JD Wetherspoon has revealed a near-eightfold uplift in pre-tax profits as price-conscious consumers flocked to drink and dine at its network of low-cost pubs.
The chain reported on Friday that pre-tax profits in the six months to the end of January had risen to £36m from £4.6m a year earlier and said it expected a “reasonable outcome” for the current financial year.
However, it added that sales growth had slowed at the start of the second half and margins were still below pre-pandemic levels, and its shares fell 7% in early trading.
Tim Martin, the chair of JD Wetherspoon, said like-for-like sales rose by almost 10% in the 26 weeks ended 28 January compared with the equivalent period of 2023, but in the seven weeks to 17 March that pace of growth had fallen to 5.8%.
The chain, which has benefited as cash-strapped consumers have sought better-value food and drinks amid the cost of living crisis, also said it was considering opening more pubs.
Martin told the Guardian he was hopeful about price rises continuing to slow, after inflation fell to 3.4% in February. “Consumers are cautious but are willing to spend and most people have jobs if they want one,” he said. “People are happy to go out for a pint if you keep the price competitive. It’s not like buying a sofa.”
He said that he intended to stick to a promise he gave on Friday in an interview on the radio station LBC not to raise the cost of a Wetherspoon’s English breakfast – which is typically priced at £5.75, according to the website – this year despite rising food costs. In February, the pub operator put up the price of its pints for the second time in six months.
Wetherspoon’s now has 814 pubs, down from 955 outlets in December 2015. The company said it had the potential for owning about 1,000 pubs in the UK and would also look at expanding some of its existing outlets by adding gardens or increasing the size of the customer areas.
Martin said Wetherspoon’s had a list of 130 towns and cities where it wanted to open a pub but this expansion would take place over a 10-year period as “we are a mature company and sites won’t come up that easily”.
About 71% of its pubs are now freehold, up from 41% in 2010, and since then it has invested £448m in acquiring the freehold “reversions” of pubs where it was previously the tenant.
In an unconventional statement accompanying the results, Martin, who in 2021 criticised government restrictions designed to reduce the spread of Covid during the pandemic, cautioned the UK government not to repeat lockdown policies in future – despite there being no indication any are imminent given the decline in the severity of the virus and widespread uptake of vaccines.
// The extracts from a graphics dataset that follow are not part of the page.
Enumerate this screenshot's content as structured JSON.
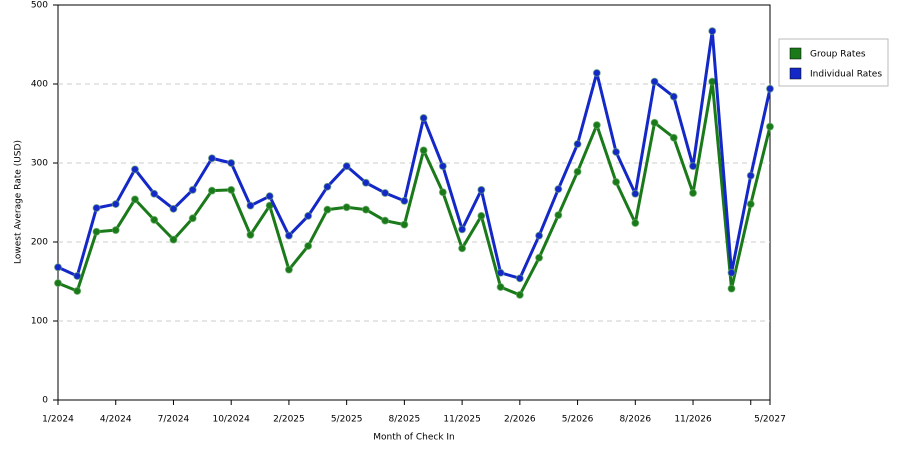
{
  "chart_data": {
    "type": "line",
    "x_label": "Month of Check In",
    "y_label": "Lowest Average Rate (USD)",
    "categories": [
      "1/2024",
      null,
      null,
      "4/2024",
      null,
      null,
      "7/2024",
      null,
      null,
      "10/2024",
      null,
      null,
      "2/2025",
      null,
      null,
      "5/2025",
      null,
      null,
      "8/2025",
      null,
      null,
      "11/2025",
      null,
      null,
      "2/2026",
      null,
      null,
      "5/2026",
      null,
      null,
      "8/2026",
      null,
      null,
      "11/2026",
      null,
      null,
      null,
      "5/2027"
    ],
    "series": [
      {
        "name": "Group Rates",
        "color": "#1a7a1a",
        "values": [
          148,
          138,
          213,
          215,
          254,
          228,
          203,
          230,
          265,
          266,
          209,
          246,
          165,
          195,
          241,
          244,
          241,
          227,
          222,
          316,
          263,
          192,
          233,
          143,
          133,
          180,
          234,
          289,
          348,
          276,
          224,
          351,
          332,
          262,
          403,
          141,
          248,
          346
        ]
      },
      {
        "name": "Individual Rates",
        "color": "#1428c8",
        "values": [
          168,
          157,
          243,
          248,
          292,
          261,
          242,
          266,
          306,
          300,
          246,
          258,
          208,
          233,
          270,
          296,
          275,
          262,
          252,
          357,
          296,
          216,
          266,
          161,
          154,
          208,
          267,
          324,
          414,
          314,
          261,
          403,
          384,
          296,
          467,
          161,
          284,
          394
        ]
      }
    ],
    "ylim": [
      0,
      500
    ],
    "yticks": [
      0,
      100,
      200,
      300,
      400,
      500
    ],
    "grid": true,
    "legend": "right"
  }
}
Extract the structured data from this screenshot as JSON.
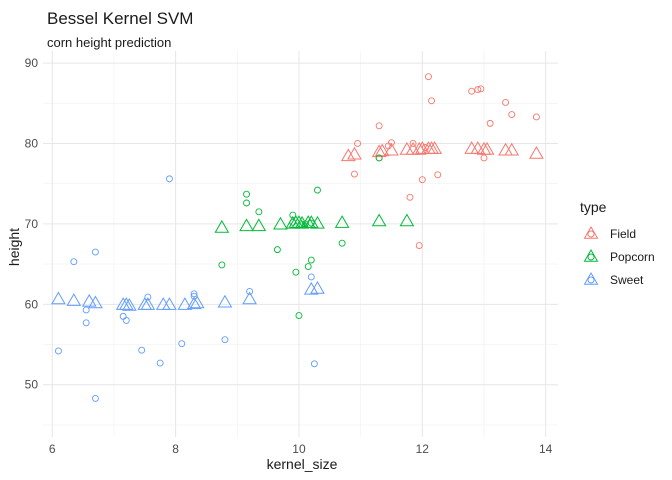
{
  "chart_data": {
    "type": "scatter",
    "title": "Bessel Kernel SVM",
    "subtitle": "corn height prediction",
    "xlabel": "kernel_size",
    "ylabel": "height",
    "xlim": [
      5.85,
      14.2
    ],
    "ylim": [
      43.5,
      91.5
    ],
    "xticks": [
      6,
      8,
      10,
      12,
      14
    ],
    "yticks": [
      50,
      60,
      70,
      80,
      90
    ],
    "grid": true,
    "legend": {
      "title": "type",
      "position": "right"
    },
    "series": [
      {
        "name": "Field",
        "color": "#F8766D",
        "observed": [
          [
            10.9,
            76.2
          ],
          [
            10.95,
            80.0
          ],
          [
            11.3,
            82.2
          ],
          [
            11.3,
            78.2
          ],
          [
            11.45,
            79.7
          ],
          [
            11.5,
            80.1
          ],
          [
            11.8,
            73.3
          ],
          [
            11.85,
            80.0
          ],
          [
            11.95,
            67.3
          ],
          [
            12.0,
            75.5
          ],
          [
            12.05,
            79.5
          ],
          [
            12.1,
            88.3
          ],
          [
            12.15,
            85.3
          ],
          [
            12.25,
            76.1
          ],
          [
            12.8,
            86.5
          ],
          [
            12.9,
            86.7
          ],
          [
            12.95,
            86.8
          ],
          [
            13.0,
            78.2
          ],
          [
            13.1,
            82.5
          ],
          [
            13.35,
            85.1
          ],
          [
            13.45,
            83.6
          ],
          [
            13.85,
            83.3
          ]
        ],
        "predicted": [
          [
            10.8,
            78.4
          ],
          [
            10.9,
            78.6
          ],
          [
            11.3,
            78.9
          ],
          [
            11.35,
            79.0
          ],
          [
            11.5,
            79.1
          ],
          [
            11.75,
            79.2
          ],
          [
            11.85,
            79.2
          ],
          [
            11.95,
            79.2
          ],
          [
            12.0,
            79.3
          ],
          [
            12.1,
            79.3
          ],
          [
            12.15,
            79.3
          ],
          [
            12.2,
            79.3
          ],
          [
            12.8,
            79.3
          ],
          [
            12.9,
            79.3
          ],
          [
            13.0,
            79.2
          ],
          [
            13.05,
            79.2
          ],
          [
            13.35,
            79.1
          ],
          [
            13.45,
            79.1
          ],
          [
            13.85,
            78.7
          ]
        ]
      },
      {
        "name": "Popcorn",
        "color": "#00BA38",
        "observed": [
          [
            8.75,
            64.9
          ],
          [
            9.15,
            73.7
          ],
          [
            9.15,
            72.6
          ],
          [
            9.35,
            71.5
          ],
          [
            9.65,
            66.8
          ],
          [
            9.9,
            71.1
          ],
          [
            9.9,
            70.2
          ],
          [
            9.95,
            64.0
          ],
          [
            10.0,
            58.6
          ],
          [
            10.05,
            69.9
          ],
          [
            10.1,
            70.0
          ],
          [
            10.15,
            64.7
          ],
          [
            10.2,
            65.5
          ],
          [
            10.2,
            70.1
          ],
          [
            10.3,
            74.2
          ],
          [
            10.7,
            67.6
          ],
          [
            11.3,
            78.2
          ]
        ],
        "predicted": [
          [
            8.75,
            69.5
          ],
          [
            9.15,
            69.7
          ],
          [
            9.35,
            69.7
          ],
          [
            9.7,
            69.9
          ],
          [
            9.9,
            70.0
          ],
          [
            9.95,
            70.1
          ],
          [
            10.0,
            70.1
          ],
          [
            10.05,
            70.0
          ],
          [
            10.15,
            70.1
          ],
          [
            10.2,
            70.1
          ],
          [
            10.3,
            70.0
          ],
          [
            10.7,
            70.1
          ],
          [
            11.3,
            70.3
          ],
          [
            11.75,
            70.3
          ]
        ]
      },
      {
        "name": "Sweet",
        "color": "#619CFF",
        "observed": [
          [
            6.1,
            54.2
          ],
          [
            6.35,
            65.3
          ],
          [
            6.55,
            57.7
          ],
          [
            6.55,
            59.3
          ],
          [
            6.7,
            66.5
          ],
          [
            6.7,
            48.3
          ],
          [
            7.15,
            58.5
          ],
          [
            7.2,
            58.0
          ],
          [
            7.45,
            54.3
          ],
          [
            7.55,
            60.9
          ],
          [
            7.75,
            52.7
          ],
          [
            7.9,
            75.6
          ],
          [
            8.1,
            55.1
          ],
          [
            8.3,
            61.0
          ],
          [
            8.3,
            61.3
          ],
          [
            8.8,
            55.6
          ],
          [
            9.2,
            61.6
          ],
          [
            10.2,
            63.4
          ],
          [
            10.25,
            52.6
          ]
        ],
        "predicted": [
          [
            6.1,
            60.6
          ],
          [
            6.35,
            60.4
          ],
          [
            6.6,
            60.3
          ],
          [
            6.7,
            60.1
          ],
          [
            7.15,
            59.9
          ],
          [
            7.2,
            59.9
          ],
          [
            7.25,
            59.8
          ],
          [
            7.5,
            59.9
          ],
          [
            7.55,
            59.9
          ],
          [
            7.8,
            59.9
          ],
          [
            7.9,
            59.9
          ],
          [
            8.15,
            59.9
          ],
          [
            8.3,
            60.0
          ],
          [
            8.35,
            60.1
          ],
          [
            8.8,
            60.2
          ],
          [
            9.2,
            60.6
          ],
          [
            10.2,
            61.8
          ],
          [
            10.3,
            61.9
          ]
        ]
      }
    ]
  }
}
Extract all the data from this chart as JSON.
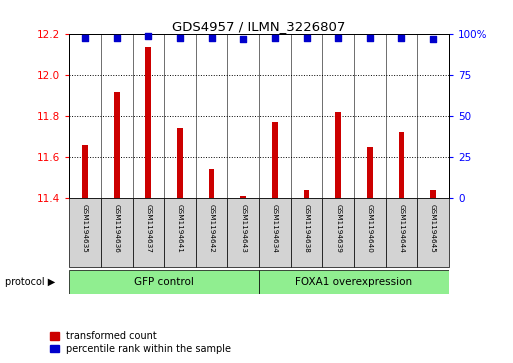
{
  "title": "GDS4957 / ILMN_3226807",
  "samples": [
    "GSM1194635",
    "GSM1194636",
    "GSM1194637",
    "GSM1194641",
    "GSM1194642",
    "GSM1194643",
    "GSM1194634",
    "GSM1194638",
    "GSM1194639",
    "GSM1194640",
    "GSM1194644",
    "GSM1194645"
  ],
  "transformed_counts": [
    11.66,
    11.92,
    12.14,
    11.74,
    11.54,
    11.41,
    11.77,
    11.44,
    11.82,
    11.65,
    11.72,
    11.44
  ],
  "percentile_ranks": [
    98,
    98,
    99,
    98,
    98,
    97,
    98,
    98,
    98,
    98,
    98,
    97
  ],
  "group1_label": "GFP control",
  "group2_label": "FOXA1 overexpression",
  "group1_count": 6,
  "group2_count": 6,
  "ylim_left": [
    11.4,
    12.2
  ],
  "ylim_right": [
    0,
    100
  ],
  "yticks_left": [
    11.4,
    11.6,
    11.8,
    12.0,
    12.2
  ],
  "yticks_right": [
    0,
    25,
    50,
    75,
    100
  ],
  "bar_color": "#cc0000",
  "dot_color": "#0000cc",
  "group1_color": "#90ee90",
  "group2_color": "#90ee90",
  "bg_color": "#d3d3d3",
  "legend_red_label": "transformed count",
  "legend_blue_label": "percentile rank within the sample",
  "protocol_label": "protocol"
}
“The company continues to be concerned about the possibility of further lockdowns and about the efficacy of the government inquiry into the pandemic which will not be concluded for several years,” Martin said. He added that he believed the inquiry time frame was “far, far too long.”
The hospitality sector has been struggling to recruit and retain staff since the pandemic. JD Wetherspoon said on Friday it had awarded £21.2m of bonuses and free shares to staff in the first-half period. The average length of service of its pub managers was now 14.6 years compared with 10 years in 2014, and the average tenure of a kitchen manager was 10.7 years compared with 6.1 years in 2014, it said.
It has not declared an interim dividend and will issue its next trading update on 8 May.